Mehmet Erkoçak anlatıyor:
Çocukluğumdan tanıdığım Elif Garı hayıt çalısından örülü, üstü bataklık otu ile kaplı huğ evinde, beş yetim torununa bakarak yaşardı. Evli oğulları, kızları da vardı. Ama o ölen oğlu Musa'nın çocuklarının yanında, onları yokluk içinde bin bir zorlukla büyütüyordu. Torunlarından birini Düziçi İlköğretmen Okuluna göndermişti.

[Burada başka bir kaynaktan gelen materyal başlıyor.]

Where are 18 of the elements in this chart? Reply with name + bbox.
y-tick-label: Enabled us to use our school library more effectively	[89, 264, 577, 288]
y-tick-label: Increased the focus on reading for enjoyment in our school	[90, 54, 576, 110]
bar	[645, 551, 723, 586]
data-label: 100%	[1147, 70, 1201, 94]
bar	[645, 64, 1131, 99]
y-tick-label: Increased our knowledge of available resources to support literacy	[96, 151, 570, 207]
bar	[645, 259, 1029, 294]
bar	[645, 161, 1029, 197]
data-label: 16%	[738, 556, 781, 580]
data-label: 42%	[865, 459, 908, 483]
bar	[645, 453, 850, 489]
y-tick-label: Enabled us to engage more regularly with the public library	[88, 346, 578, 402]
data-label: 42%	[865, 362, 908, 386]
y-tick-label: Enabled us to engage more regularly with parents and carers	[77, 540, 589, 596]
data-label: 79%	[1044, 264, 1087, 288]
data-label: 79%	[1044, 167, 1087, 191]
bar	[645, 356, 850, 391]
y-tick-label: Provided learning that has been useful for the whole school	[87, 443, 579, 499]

1958 yılında Düziçi İlköğretmen Okulu ikinci sınıfında okurken torunu Ali'ye bir mektup gelmişti. Elif Garı'nın öldüğünü yazıyordu. En az torunu Ali kadar ben de üzülmüştüm.
1970 yılında köyüme ilkokul öğretmeni olarak naklen geldim. Görevim gereği köy incelemesi yapmaktaydım. Köylüler Elif Garı (Poçulu) dan bahsettiler. Akrabalarına, kızlarına, oğullarına, torunlarına hep sordum. Her hangi bir ağıdının bir dörtlüğünü dahi tam bilmiyorlardı. Yalnız herkesin bana bildirdiği kaynak, kendi annem Elife Erkoçak oldu. Elife Erkoçak köyde değildi. Osmaniye'de okuyan çocuklarının yanında duruyordu. O yıllardan sonra farklı tarihlerde zaman zaman hatırladıklarını yazdım. Kaybolmak üzere olan bu ağıtları ve Elif Garı (Poçulu) yu Osmaniye kültürüne kazandırmaya çalıştım.